Early modern English literature engages imaginatively with printing
and this book both characterizes that engagement and proposes the
typographic imaginary as a framework for its analysis. Certain
texts, Rachel Stenner states, describe the people, places,
concerns, and processes of printing in ways that, over time,
generate their own figurative authority. The typographic imaginary
is posited as a literary phenomenon shared by different writers, a
wider cultural understanding of printing, and a critical concept
for unpicking the particular imaginative otherness that printing
introduced to literature. Authors use the typographic imaginary to
interrogate their place in an evolving media environment, to assess
the value of the printed text, and to analyse the roles of other
text-producing agents.

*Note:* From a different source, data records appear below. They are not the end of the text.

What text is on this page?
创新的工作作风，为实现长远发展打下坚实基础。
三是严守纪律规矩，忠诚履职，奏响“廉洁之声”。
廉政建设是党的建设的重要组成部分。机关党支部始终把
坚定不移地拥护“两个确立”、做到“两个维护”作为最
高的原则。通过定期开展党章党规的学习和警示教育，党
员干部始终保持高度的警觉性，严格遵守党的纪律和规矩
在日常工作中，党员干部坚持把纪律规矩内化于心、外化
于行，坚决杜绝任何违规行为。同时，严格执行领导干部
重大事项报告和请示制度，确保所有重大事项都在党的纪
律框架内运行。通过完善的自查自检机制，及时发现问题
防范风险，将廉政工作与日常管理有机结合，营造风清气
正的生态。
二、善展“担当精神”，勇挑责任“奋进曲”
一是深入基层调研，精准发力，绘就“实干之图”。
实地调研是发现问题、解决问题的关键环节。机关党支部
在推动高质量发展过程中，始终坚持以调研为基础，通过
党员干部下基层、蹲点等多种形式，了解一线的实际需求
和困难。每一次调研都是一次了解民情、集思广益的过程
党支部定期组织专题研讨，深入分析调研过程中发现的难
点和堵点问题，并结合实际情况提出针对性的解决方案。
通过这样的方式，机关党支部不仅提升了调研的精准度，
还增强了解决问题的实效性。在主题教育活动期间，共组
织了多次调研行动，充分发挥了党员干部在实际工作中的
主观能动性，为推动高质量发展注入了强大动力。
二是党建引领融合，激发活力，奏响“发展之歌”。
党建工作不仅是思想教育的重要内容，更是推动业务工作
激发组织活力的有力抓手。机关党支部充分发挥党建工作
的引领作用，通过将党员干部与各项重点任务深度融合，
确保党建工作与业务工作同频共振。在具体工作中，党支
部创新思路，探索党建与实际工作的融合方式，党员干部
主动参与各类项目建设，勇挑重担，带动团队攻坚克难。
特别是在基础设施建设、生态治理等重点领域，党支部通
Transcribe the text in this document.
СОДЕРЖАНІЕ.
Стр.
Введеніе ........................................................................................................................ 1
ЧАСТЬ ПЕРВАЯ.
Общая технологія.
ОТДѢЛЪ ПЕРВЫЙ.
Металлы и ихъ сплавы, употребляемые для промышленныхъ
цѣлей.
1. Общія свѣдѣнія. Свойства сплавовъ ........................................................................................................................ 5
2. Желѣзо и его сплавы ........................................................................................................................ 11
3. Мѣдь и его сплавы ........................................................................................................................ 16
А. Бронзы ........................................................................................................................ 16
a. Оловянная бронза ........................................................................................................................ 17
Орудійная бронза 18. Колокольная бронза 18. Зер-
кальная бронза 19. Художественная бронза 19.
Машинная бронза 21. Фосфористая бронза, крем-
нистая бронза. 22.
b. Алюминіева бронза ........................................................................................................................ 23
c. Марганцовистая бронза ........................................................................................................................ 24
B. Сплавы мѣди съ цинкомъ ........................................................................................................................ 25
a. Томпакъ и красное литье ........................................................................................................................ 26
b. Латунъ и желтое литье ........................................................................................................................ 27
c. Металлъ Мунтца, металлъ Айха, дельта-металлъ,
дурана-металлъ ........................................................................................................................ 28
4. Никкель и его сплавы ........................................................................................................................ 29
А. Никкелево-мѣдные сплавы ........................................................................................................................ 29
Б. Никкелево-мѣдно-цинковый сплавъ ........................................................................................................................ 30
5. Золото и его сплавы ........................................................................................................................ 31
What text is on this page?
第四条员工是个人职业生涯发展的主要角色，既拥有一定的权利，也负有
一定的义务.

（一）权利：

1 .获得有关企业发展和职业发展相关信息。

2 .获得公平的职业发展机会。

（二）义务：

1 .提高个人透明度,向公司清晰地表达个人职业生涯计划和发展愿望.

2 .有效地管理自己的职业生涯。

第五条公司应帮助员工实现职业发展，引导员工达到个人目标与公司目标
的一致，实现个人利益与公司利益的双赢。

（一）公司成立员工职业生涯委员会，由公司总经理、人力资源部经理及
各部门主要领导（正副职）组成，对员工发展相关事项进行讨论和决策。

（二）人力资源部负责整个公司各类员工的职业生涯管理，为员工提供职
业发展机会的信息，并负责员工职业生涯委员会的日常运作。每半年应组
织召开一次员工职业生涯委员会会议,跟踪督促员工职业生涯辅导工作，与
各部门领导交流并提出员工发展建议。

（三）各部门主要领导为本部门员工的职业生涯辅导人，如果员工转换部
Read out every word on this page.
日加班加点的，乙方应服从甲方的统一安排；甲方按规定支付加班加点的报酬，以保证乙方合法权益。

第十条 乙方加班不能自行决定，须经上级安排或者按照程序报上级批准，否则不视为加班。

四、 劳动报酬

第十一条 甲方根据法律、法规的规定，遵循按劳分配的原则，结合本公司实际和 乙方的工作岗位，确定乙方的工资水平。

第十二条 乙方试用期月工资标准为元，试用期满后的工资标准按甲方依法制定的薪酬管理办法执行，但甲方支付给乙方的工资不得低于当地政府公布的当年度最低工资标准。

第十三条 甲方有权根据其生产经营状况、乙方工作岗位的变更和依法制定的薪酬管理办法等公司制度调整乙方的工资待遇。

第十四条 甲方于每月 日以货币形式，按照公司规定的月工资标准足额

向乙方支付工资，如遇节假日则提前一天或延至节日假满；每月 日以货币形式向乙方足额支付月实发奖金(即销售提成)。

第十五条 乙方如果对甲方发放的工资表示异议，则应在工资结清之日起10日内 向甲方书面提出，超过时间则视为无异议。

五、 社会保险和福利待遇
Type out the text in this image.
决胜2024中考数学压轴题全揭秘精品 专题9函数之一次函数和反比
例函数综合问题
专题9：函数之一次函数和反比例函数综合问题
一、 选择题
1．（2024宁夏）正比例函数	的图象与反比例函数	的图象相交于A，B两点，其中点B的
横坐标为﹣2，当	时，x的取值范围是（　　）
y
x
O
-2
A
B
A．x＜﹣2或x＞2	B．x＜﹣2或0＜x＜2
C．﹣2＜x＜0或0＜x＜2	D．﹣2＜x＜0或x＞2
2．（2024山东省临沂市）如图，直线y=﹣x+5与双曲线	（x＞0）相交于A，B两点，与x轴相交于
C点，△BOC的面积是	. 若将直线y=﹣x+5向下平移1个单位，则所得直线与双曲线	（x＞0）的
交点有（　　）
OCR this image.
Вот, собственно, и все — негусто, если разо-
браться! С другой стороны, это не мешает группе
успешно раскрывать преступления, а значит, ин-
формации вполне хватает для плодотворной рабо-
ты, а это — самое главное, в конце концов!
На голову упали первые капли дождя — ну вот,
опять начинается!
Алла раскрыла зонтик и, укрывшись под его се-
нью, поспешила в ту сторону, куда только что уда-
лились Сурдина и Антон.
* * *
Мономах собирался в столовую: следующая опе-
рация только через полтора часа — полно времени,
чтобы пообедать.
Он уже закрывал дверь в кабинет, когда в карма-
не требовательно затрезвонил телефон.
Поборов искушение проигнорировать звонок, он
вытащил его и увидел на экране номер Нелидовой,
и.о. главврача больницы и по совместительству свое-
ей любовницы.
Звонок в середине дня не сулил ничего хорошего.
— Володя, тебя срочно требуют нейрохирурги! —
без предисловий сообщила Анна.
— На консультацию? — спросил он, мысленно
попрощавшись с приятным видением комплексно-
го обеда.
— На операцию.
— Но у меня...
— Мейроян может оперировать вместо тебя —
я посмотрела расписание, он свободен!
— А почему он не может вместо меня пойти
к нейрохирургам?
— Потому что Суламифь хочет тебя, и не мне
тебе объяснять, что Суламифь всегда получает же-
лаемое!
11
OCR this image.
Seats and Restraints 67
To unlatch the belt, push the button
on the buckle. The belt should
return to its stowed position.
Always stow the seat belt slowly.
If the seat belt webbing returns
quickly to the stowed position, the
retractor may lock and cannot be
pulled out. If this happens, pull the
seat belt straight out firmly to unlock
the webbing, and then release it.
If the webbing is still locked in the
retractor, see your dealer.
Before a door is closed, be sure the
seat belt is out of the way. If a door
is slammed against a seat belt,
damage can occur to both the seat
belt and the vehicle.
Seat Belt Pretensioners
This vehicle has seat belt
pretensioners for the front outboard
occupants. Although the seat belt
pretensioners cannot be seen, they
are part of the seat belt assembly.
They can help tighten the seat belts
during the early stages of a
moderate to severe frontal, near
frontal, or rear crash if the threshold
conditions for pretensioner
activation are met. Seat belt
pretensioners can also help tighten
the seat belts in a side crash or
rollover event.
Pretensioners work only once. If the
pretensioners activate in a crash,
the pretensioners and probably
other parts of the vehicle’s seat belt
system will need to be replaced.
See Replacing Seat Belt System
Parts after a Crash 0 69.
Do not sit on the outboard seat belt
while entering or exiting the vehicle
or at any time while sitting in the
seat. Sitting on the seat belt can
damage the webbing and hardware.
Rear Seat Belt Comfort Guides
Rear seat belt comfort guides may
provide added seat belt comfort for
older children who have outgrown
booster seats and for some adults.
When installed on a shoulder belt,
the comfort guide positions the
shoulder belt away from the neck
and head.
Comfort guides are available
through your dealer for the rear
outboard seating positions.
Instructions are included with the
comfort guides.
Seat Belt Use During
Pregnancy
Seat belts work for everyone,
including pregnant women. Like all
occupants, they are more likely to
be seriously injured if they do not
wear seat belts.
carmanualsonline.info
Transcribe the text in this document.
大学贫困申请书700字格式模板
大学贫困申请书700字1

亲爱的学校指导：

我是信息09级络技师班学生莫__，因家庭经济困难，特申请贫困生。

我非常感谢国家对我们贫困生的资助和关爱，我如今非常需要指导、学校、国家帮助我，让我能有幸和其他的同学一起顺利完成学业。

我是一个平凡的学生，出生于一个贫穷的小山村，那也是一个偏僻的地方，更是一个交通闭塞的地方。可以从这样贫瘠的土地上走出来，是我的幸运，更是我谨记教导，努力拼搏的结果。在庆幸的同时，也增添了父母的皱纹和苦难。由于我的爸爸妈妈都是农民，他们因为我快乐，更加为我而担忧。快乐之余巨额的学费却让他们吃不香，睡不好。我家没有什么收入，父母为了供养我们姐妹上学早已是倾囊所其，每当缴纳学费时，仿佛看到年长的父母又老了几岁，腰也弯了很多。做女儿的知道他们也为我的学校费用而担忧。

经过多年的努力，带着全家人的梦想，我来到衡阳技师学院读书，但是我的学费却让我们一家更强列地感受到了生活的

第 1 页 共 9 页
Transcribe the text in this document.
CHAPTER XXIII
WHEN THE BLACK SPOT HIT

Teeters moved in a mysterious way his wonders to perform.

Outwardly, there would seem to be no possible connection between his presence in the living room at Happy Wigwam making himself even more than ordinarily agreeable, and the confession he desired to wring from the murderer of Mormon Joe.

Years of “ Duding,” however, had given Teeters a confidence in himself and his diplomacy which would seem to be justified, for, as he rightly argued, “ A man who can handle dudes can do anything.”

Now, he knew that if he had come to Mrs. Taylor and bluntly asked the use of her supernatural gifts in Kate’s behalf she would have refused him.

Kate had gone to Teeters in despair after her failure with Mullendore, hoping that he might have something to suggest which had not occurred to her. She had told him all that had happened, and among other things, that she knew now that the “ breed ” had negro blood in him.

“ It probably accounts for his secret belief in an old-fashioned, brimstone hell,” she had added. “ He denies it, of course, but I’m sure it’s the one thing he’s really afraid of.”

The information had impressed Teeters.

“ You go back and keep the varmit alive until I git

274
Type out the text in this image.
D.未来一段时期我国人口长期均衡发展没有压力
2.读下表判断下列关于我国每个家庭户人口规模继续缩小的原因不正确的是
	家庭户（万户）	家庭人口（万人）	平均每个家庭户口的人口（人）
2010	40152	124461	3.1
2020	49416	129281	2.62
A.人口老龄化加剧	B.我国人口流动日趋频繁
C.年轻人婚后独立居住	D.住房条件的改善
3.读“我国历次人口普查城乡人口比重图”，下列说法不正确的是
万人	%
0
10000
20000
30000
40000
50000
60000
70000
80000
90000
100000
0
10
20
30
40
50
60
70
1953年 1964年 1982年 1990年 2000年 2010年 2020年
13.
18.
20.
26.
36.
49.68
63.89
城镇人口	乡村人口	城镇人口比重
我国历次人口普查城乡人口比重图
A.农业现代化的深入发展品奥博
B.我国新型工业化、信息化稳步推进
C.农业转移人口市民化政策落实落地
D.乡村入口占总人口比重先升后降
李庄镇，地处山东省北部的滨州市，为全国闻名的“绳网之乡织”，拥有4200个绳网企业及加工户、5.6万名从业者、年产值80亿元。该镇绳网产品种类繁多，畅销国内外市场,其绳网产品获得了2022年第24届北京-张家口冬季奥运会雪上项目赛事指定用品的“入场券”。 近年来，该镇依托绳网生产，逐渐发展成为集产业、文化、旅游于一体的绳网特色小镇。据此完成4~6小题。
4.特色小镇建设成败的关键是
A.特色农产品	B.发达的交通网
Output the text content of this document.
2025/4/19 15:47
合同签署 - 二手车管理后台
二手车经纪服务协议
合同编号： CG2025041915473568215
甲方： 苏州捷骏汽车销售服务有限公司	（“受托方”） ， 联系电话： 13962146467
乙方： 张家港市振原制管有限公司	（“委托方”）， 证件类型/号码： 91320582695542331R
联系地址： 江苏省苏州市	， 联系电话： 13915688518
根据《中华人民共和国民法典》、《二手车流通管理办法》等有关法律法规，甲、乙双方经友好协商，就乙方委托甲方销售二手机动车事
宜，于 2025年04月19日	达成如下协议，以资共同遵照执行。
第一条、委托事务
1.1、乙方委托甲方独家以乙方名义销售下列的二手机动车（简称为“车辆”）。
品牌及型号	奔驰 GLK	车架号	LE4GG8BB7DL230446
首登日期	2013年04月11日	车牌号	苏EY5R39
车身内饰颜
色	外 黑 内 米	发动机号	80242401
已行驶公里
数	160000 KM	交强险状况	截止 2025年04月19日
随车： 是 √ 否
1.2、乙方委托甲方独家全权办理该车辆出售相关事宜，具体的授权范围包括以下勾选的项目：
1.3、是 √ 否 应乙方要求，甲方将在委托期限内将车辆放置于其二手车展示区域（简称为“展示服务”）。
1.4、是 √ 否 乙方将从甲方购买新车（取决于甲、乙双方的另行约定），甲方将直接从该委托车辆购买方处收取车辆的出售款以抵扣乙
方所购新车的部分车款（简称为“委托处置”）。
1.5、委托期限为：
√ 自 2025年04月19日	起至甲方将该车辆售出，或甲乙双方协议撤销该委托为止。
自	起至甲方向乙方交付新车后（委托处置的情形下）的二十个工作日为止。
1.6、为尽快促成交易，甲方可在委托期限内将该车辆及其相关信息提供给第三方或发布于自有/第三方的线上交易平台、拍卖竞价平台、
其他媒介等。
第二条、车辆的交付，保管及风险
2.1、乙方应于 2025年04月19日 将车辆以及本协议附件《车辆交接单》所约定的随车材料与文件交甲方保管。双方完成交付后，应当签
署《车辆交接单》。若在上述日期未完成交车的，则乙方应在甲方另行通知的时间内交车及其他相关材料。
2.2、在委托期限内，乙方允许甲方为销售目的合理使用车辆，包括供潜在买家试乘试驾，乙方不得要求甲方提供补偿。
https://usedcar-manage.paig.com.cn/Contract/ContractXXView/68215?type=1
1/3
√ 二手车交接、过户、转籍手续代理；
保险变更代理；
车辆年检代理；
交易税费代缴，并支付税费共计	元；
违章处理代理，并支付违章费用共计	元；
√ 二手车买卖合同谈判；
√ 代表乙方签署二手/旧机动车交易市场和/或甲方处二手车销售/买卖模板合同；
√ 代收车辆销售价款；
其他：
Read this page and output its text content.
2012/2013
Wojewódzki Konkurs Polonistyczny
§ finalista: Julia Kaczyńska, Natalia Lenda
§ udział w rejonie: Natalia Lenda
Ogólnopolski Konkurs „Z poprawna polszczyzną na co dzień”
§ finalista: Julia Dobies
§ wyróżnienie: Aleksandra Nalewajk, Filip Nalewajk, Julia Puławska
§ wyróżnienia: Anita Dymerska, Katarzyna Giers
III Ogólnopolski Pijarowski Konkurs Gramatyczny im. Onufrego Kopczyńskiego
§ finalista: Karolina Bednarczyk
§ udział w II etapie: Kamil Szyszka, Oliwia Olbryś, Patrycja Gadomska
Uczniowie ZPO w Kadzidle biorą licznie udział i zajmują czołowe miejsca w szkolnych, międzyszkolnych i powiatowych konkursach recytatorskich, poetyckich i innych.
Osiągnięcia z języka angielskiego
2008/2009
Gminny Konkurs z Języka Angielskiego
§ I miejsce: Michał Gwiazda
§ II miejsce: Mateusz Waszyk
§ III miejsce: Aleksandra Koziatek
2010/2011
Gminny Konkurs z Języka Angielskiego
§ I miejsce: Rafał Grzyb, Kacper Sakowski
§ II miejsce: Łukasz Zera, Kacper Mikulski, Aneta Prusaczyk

This book treats a broad array of authors
and forms: printers' manuals; William Caxton's paratexts; the
pamphlet dialogues of Robert Copland and Ned Ward; poetic
miscellanies; the prose fictions of William Baldwin, George
Gascoigne, and Thomas Nashe; the poetry and prose of Edmund
Spenser; writings by John Taylor and Alexander Pope. At its
broadest, this study contributes to an understanding of how
technology changes cultures. Located at the crossroads between
literary, material, and book historical research, the particular
intervention that this work makes is threefold. In describing the
typographic imaginary, it proposes a new framework for analysis of
print culture. It aims to focus critical engagement on symbolic
representations of material forms. Finally, it describes a lineage
of late medieval and early modern authors, stretching from the
mid-fifteenth to the mid-eighteenth centuries, that are linked by
their engagement of a particular aesthetic.